Infine, la situazione devastante del nostro tessuto produttivo, piegato come mai dalla crisi globale, dal mancato accesso al credito, dalla tagliola di Equitalia e dalla promessa non mantenuta di pagamento delle fatture della Pubblica amministrazione, provvedimento in grave e colpevole ritardo. Le imprese nel 2014 sono scese a meno di 61 ogni mille abitanti, pur con un tasso di imprenditorialità comunque altissimo, frutto di la dimensione media delle aziende (3,8 addetti) ben sotto la media Ue (5,8). E se nel 2014 si è interrotta la perdita di competitività del biennio precedente, con le imprese italiane che hanno prodotto mediamente circa 125 euro di valore aggiunto per addetto ogni 100 euro di costo del lavoro unitario, resta comunque il ritardo sui competitor.

Insomma, un chiaroscuro più scuro che altro. Ma, al netto delle criticità croniche del nostro Paese, delle riforme mancanti o mal applicate e delle politiche governative più o meno efficaci, esiste un vulnus dentro l’Ue? Insomma, c’è qualcosa di rotto alla radice che ha reso la crisi finanziaria del 2008 una quasi condanna a morte per i cosiddetti Piigs dell’Unione?

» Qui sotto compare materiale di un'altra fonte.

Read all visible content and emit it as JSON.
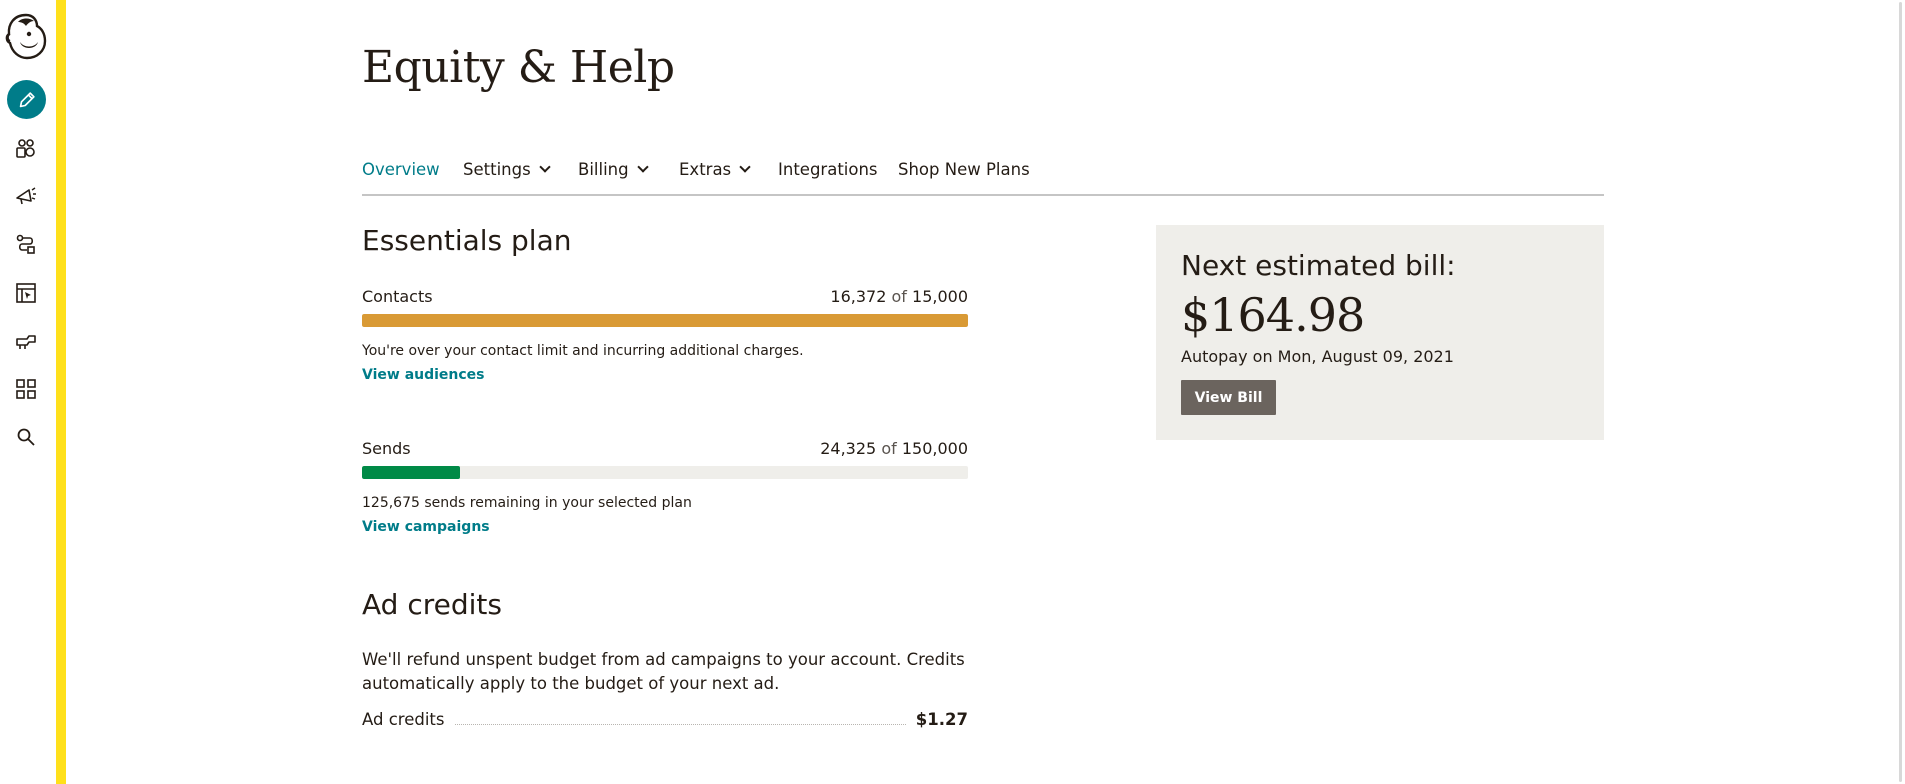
{
  "header": {
    "title": "Equity & Help"
  },
  "tabs": [
    {
      "label": "Overview",
      "active": true,
      "dropdown": false
    },
    {
      "label": "Settings",
      "active": false,
      "dropdown": true
    },
    {
      "label": "Billing",
      "active": false,
      "dropdown": true
    },
    {
      "label": "Extras",
      "active": false,
      "dropdown": true
    },
    {
      "label": "Integrations",
      "active": false,
      "dropdown": false
    },
    {
      "label": "Shop New Plans",
      "active": false,
      "dropdown": false
    }
  ],
  "plan": {
    "title": "Essentials plan",
    "contacts": {
      "label": "Contacts",
      "used": "16,372",
      "of": "of",
      "limit": "15,000",
      "fill_fraction": 1.0,
      "fill_color": "#d99a35",
      "note": "You're over your contact limit and incurring additional charges.",
      "link": "View audiences"
    },
    "sends": {
      "label": "Sends",
      "used": "24,325",
      "of": "of",
      "limit": "150,000",
      "fill_fraction": 0.162,
      "fill_color": "#008a47",
      "note": "125,675 sends remaining in your selected plan",
      "link": "View campaigns"
    }
  },
  "ad_credits": {
    "title": "Ad credits",
    "description": "We'll refund unspent budget from ad campaigns to your account. Credits automatically apply to the budget of your next ad.",
    "row_label": "Ad credits",
    "row_value": "$1.27"
  },
  "bill": {
    "title": "Next estimated bill:",
    "amount": "$164.98",
    "autopay": "Autopay on Mon, August 09, 2021",
    "button": "View Bill"
  },
  "sidebar": {
    "icons": [
      "freddie-logo-icon",
      "create-pencil-icon",
      "audience-icon",
      "campaigns-megaphone-icon",
      "automations-icon",
      "website-icon",
      "content-studio-icon",
      "integrations-grid-icon",
      "search-icon"
    ]
  },
  "colors": {
    "accent": "#007c89",
    "brand_yellow": "#ffe01b",
    "over_limit": "#d99a35",
    "sends_green": "#008a47",
    "card_bg": "#efeeea"
  }
}
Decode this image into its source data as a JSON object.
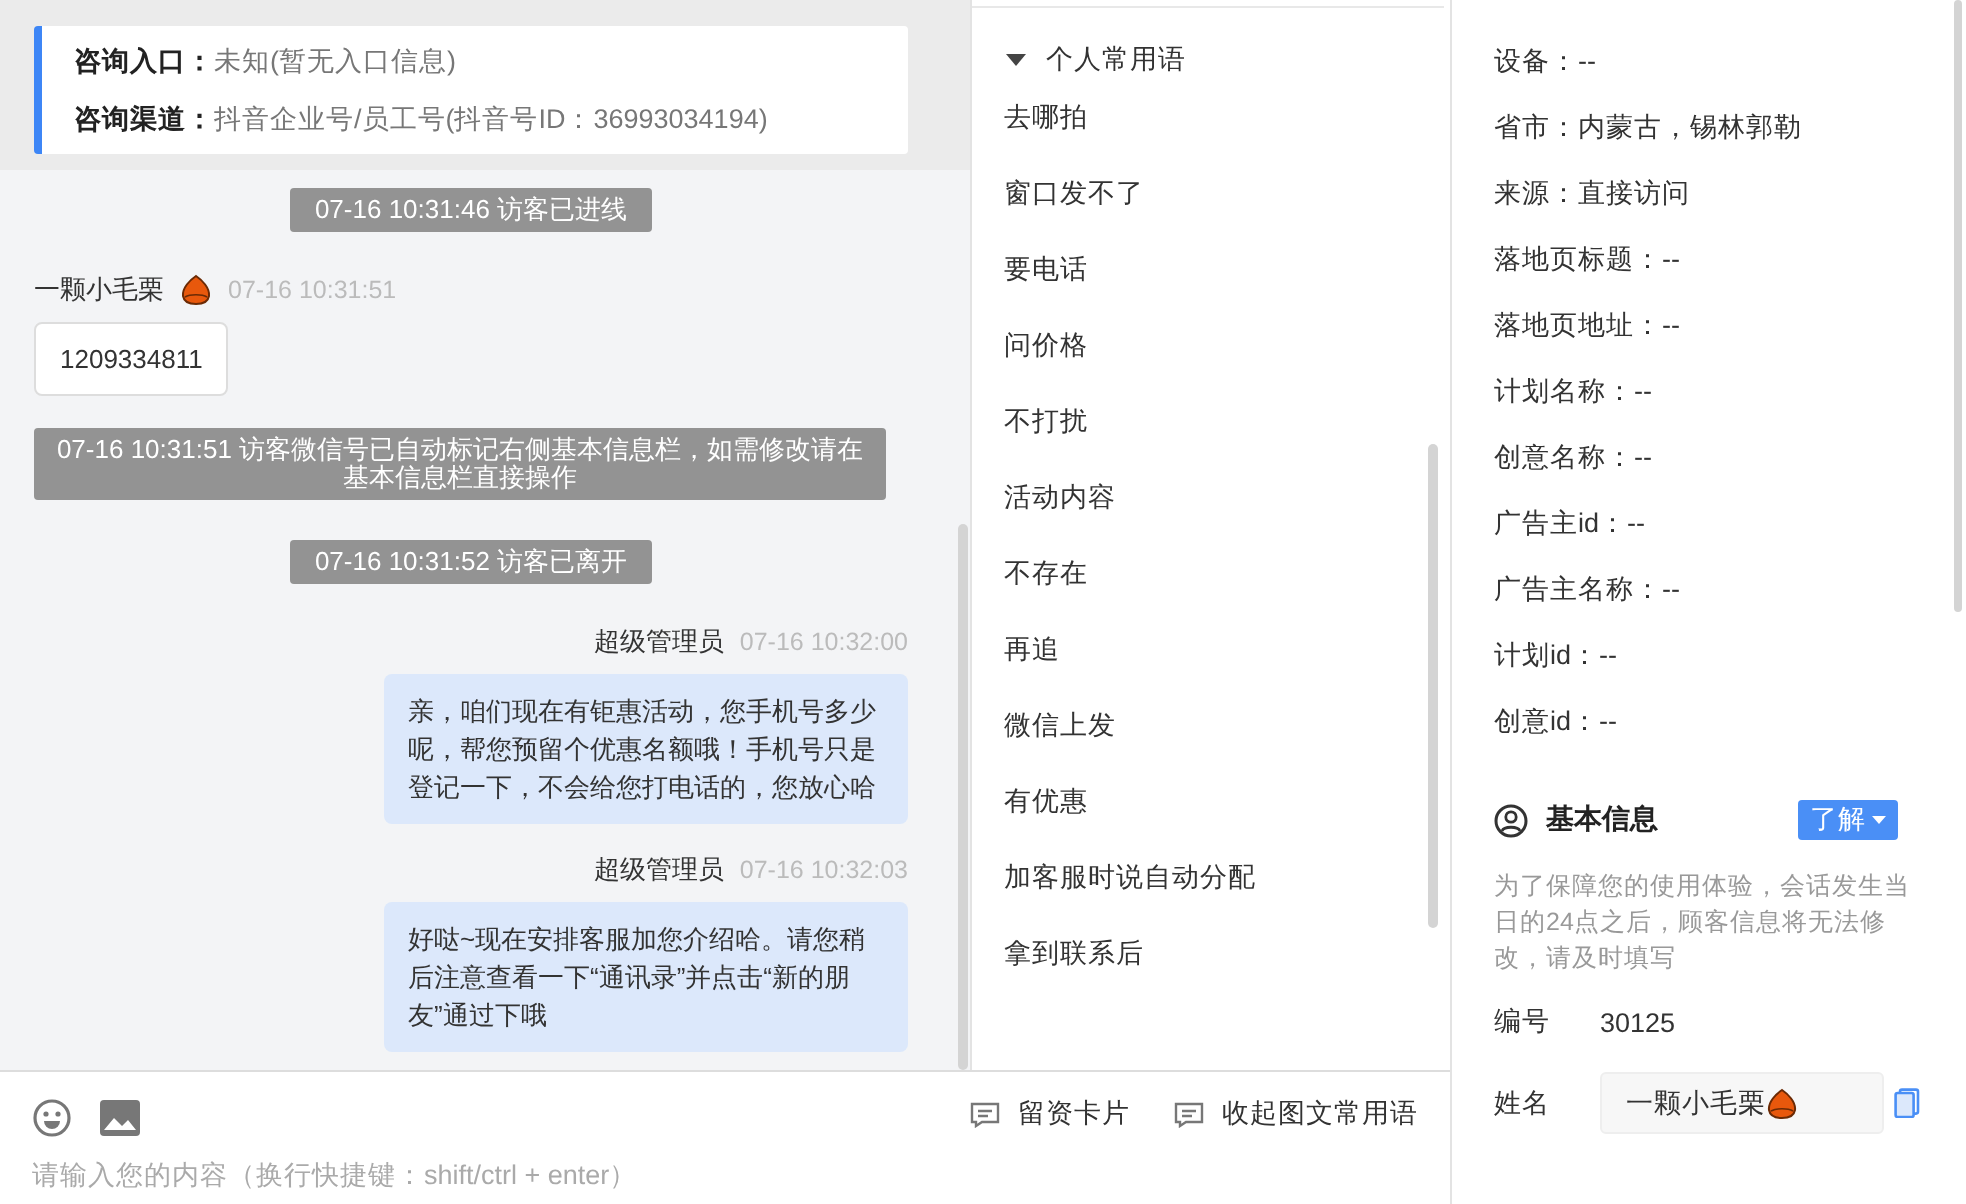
{
  "consult_info": [
    {
      "label": "咨询入口：",
      "value": "未知(暂无入口信息)"
    },
    {
      "label": "咨询渠道：",
      "value": "抖音企业号/员工号(抖音号ID：36993034194)"
    }
  ],
  "messages": [
    {
      "kind": "system",
      "text": "07-16 10:31:46 访客已进线"
    },
    {
      "kind": "visitor",
      "sender": "一颗小毛栗",
      "time": "07-16 10:31:51",
      "text": "1209334811"
    },
    {
      "kind": "system",
      "text": "07-16 10:31:51 访客微信号已自动标记右侧基本信息栏，如需修改请在基本信息栏直接操作"
    },
    {
      "kind": "system",
      "text": "07-16 10:31:52 访客已离开"
    },
    {
      "kind": "agent",
      "sender": "超级管理员",
      "time": "07-16 10:32:00",
      "text": "亲，咱们现在有钜惠活动，您手机号多少呢，帮您预留个优惠名额哦！手机号只是登记一下，不会给您打电话的，您放心哈"
    },
    {
      "kind": "agent",
      "sender": "超级管理员",
      "time": "07-16 10:32:03",
      "text": "好哒~现在安排客服加您介绍哈。请您稍后注意查看一下“通讯录”并点击“新的朋友”通过下哦"
    }
  ],
  "phrases": {
    "title": "个人常用语",
    "expanded": true,
    "items": [
      "去哪拍",
      "窗口发不了",
      "要电话",
      "问价格",
      "不打扰",
      "活动内容",
      "不存在",
      "再追",
      "微信上发",
      "有优惠",
      "加客服时说自动分配",
      "拿到联系后"
    ]
  },
  "composer": {
    "tools": [
      "留资卡片",
      "收起图文常用语"
    ],
    "placeholder": "请输入您的内容（换行快捷键：shift/ctrl + enter）"
  },
  "visit_info": [
    "设备：--",
    "省市：内蒙古，锡林郭勒",
    "来源：直接访问",
    "落地页标题：--",
    "落地页地址：--",
    "计划名称：--",
    "创意名称：--",
    "广告主id：--",
    "广告主名称：--",
    "计划id：--",
    "创意id：--"
  ],
  "basic_info": {
    "title": "基本信息",
    "learn_button": "了解",
    "note": "为了保障您的使用体验，会话发生当日的24点之后，顾客信息将无法修改，请及时填写",
    "fields": [
      {
        "kind": "text",
        "label": "编号",
        "value": "30125"
      },
      {
        "kind": "input",
        "label": "姓名",
        "value": "一颗小毛栗"
      }
    ]
  }
}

Partiamo da un presupposto: il cambiamento nella popolazione di fascia centrale delle varie nazioni (25-54 anni) è stato il driver dell’attività economica dell’ultima metà del secolo scorso, prima in crescita e poi in fase di discesa. D’altronde, la cosiddetta core population è quella che lavora, che crea una famiglia, che compra casa, che accende un mutuo e che opera come consumatore primario del credito. Anche un piccolo aumento (o, al contrario, calo) di questa popolazione crea e garantisce una crescita dell’attività economica che va oltre ciò che i freddi numeri in sé parrebbero indicare.

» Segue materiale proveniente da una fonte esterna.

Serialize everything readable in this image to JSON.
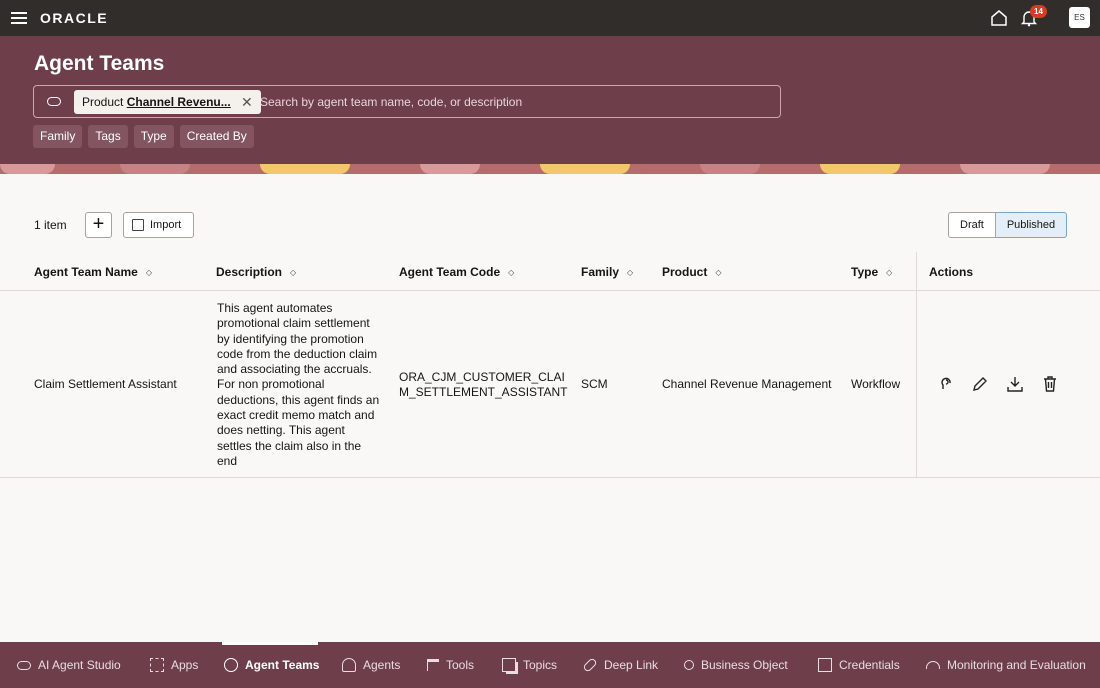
{
  "topbar": {
    "brand": "ORACLE",
    "notification_count": "14",
    "user_initials": "ES"
  },
  "header": {
    "title": "Agent Teams",
    "search": {
      "chip_label": "Product",
      "chip_value": "Channel Revenu...",
      "placeholder": "Search by agent team name, code, or description"
    },
    "filters": [
      "Family",
      "Tags",
      "Type",
      "Created By"
    ]
  },
  "toolbar": {
    "item_count": "1 item",
    "add_label": "+",
    "import_label": "Import",
    "draft_label": "Draft",
    "published_label": "Published"
  },
  "table": {
    "columns": [
      "Agent Team Name",
      "Description",
      "Agent Team Code",
      "Family",
      "Product",
      "Type",
      "Actions"
    ],
    "rows": [
      {
        "name": "Claim Settlement Assistant",
        "description": "This agent automates promotional claim settlement by identifying the promotion code from the deduction claim and associating the accruals. For non promotional deductions, this agent finds an exact credit memo match and does netting. This agent settles the claim also in the end",
        "code_line1": "ORA_CJM_CUSTOMER_CLAI",
        "code_line2": "M_SETTLEMENT_ASSISTANT",
        "family": "SCM",
        "product": "Channel Revenue Management",
        "type": "Workflow"
      }
    ]
  },
  "bottom_nav": {
    "items": [
      "AI Agent Studio",
      "Apps",
      "Agent Teams",
      "Agents",
      "Tools",
      "Topics",
      "Deep Link",
      "Business Object",
      "Credentials",
      "Monitoring and Evaluation"
    ],
    "active": "Agent Teams"
  }
}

Per mettere in chiaro la diretta correlazione tra core population e attività economica, spesso la si lega al miglior indicatore di quest’ultima, ovvero i consumi energetici totali. Quando cala la popolazione attiva, calano i consumi e viceversa. Prendiamo ora la locomotiva d’Europa, la Germania e questo grafico. Fin dalla fine della Seconda guerra mondiale, i governanti tedeschi erano consci della crisi demografica cui stavano andando incontro e dell’impatto che questo avrebbe avuto sulla crescita economica, visto che il calo di giovani incipiente sarebbe andato presto a impattare sui numeri assoluti della popolazione attiva. La core population tedesca ha vissuto il suo picco nel 1995 e da allora la sua base di consumo interno è cominciata a calare, attualmente sotto di 3,3 milioni di potenziali consumatori, cioè un 9% circa di calo core, qualcosa che si traduce quasi matematicamente in una depressione dell’attività economica.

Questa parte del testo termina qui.